Here is the question:
Show that $\langle ?,?\rangle$ (defined below) is natural in both variables. That is suppose $f\colon X \rightarrow Y,\ u \in \tilde{H^{*}}(Y),\ \alpha \in \tilde{H_{*}}(X).$ Then we can form $$ \langle u, f_{*}(\alpha)\rangle \in \tilde{H}_{n-k}(Y)$$ and $$\langle f^{*}(u), \alpha\rangle \in \tilde{H}_{n-k}(X).$$
Show that $$f_{*}(\langle f^{*}(u), \alpha \rangle) = \langle u, f_{*}(\alpha) \rangle. $$
The question depends on the following paragraph of pairing Cohomology with Homology in "Modern Classical Homotopy Theory " by Jeffery Strom:
So, we are not speaking about cap product it is just pairing. Could anyone help me in solving this, please?
Best Answer
If $\alpha \in \tilde{H}_{n}(X;B)$ then we can represent it with a homotopy class of maps $\alpha\colon S^{n+t} \to X\wedge K(B,t)$ for $t$ sufficiently large relative to $n$ (see Strom page 506 for his definition of ordinary homology). Given $f\colon X \to Y$, in order to get a class in $\tilde{H}_n(Y;B)$ we can form the composition $(f\wedge id_{K(B,t)})\circ \alpha\colon S^{n+t} \to Y \wedge K(B,t)$; this is $f_*(\alpha)$ (I can't find where Strom explicitly states this but this is typically how it's defined). Analogously, as $u\in \tilde{H^k}(Y;A)$ is represented by a map $Y \to K(A, k)$ the pullback $f^*(u)$ to $X$ is represented by the composition $u\circ f\colon X \to K(A,k)$.

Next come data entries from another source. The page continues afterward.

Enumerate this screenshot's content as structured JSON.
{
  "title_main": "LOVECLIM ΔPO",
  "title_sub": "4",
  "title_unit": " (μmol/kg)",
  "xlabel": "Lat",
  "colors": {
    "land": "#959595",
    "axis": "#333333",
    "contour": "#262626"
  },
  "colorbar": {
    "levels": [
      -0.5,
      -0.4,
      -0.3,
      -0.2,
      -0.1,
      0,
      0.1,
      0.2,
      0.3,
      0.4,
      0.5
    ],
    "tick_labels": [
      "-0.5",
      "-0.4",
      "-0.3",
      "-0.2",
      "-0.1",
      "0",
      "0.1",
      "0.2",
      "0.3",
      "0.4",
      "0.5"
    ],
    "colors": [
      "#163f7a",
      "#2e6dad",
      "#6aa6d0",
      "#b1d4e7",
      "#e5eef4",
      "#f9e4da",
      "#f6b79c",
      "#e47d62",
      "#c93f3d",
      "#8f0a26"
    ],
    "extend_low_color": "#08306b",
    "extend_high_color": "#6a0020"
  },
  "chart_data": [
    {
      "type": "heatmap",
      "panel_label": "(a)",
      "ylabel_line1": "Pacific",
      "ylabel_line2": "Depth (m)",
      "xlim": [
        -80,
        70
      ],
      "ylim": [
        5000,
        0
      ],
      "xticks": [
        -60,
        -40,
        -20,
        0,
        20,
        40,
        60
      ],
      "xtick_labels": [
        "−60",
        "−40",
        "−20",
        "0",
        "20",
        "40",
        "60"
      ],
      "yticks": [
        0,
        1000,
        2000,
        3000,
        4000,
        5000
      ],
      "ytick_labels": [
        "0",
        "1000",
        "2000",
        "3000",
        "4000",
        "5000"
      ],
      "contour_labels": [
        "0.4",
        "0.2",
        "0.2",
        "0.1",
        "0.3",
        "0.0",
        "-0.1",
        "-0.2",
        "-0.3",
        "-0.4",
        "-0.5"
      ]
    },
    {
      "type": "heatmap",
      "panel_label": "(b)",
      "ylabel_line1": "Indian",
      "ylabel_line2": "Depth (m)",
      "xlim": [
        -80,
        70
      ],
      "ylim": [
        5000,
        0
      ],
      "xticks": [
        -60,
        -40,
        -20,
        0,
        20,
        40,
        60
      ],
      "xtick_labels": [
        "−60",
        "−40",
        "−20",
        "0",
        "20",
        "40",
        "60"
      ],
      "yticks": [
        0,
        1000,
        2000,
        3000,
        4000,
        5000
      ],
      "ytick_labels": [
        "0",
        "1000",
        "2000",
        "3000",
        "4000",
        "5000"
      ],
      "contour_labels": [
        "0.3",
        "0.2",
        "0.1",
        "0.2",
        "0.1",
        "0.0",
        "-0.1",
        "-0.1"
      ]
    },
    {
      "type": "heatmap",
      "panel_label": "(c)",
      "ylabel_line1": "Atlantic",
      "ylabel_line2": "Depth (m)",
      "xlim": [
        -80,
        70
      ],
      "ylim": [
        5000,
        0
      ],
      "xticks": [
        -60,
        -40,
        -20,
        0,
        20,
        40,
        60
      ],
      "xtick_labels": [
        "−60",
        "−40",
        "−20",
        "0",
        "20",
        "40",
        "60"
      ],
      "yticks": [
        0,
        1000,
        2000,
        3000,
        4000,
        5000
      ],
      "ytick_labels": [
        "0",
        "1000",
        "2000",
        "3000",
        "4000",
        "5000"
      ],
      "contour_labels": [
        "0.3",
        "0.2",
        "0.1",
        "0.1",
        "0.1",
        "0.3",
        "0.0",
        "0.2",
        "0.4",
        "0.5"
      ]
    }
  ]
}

Then a representative map for $\langle u, f_*(\alpha) \rangle \in \tilde{H}_{n-k}(Y; A\otimes B)$ can then be given by
$$\begin{align} S^{n + t} &\stackrel{\alpha}{\to} X \wedge K(B,t)\\ &\stackrel{f\wedge id}{\to}Y\wedge K(B,t)\\ &\stackrel{\bar\Delta\wedge id}{\to} Y \wedge Y \wedge K(B,t)\\ &\stackrel{id \wedge u\wedge id}{\to} Y\wedge K(A,k)\wedge K(B,t)\\ &\stackrel{id \wedge c}{\to} Y \wedge K(A\otimes B, k + t) \end{align} $$
according to Strom's definition.
You now have the ingredients you need to come up with a representative for the class $f_*(\langle f^*(u), \alpha \rangle)$. You should do that, and then verify that it agrees with the map that I wrote down (at least up to homotopy).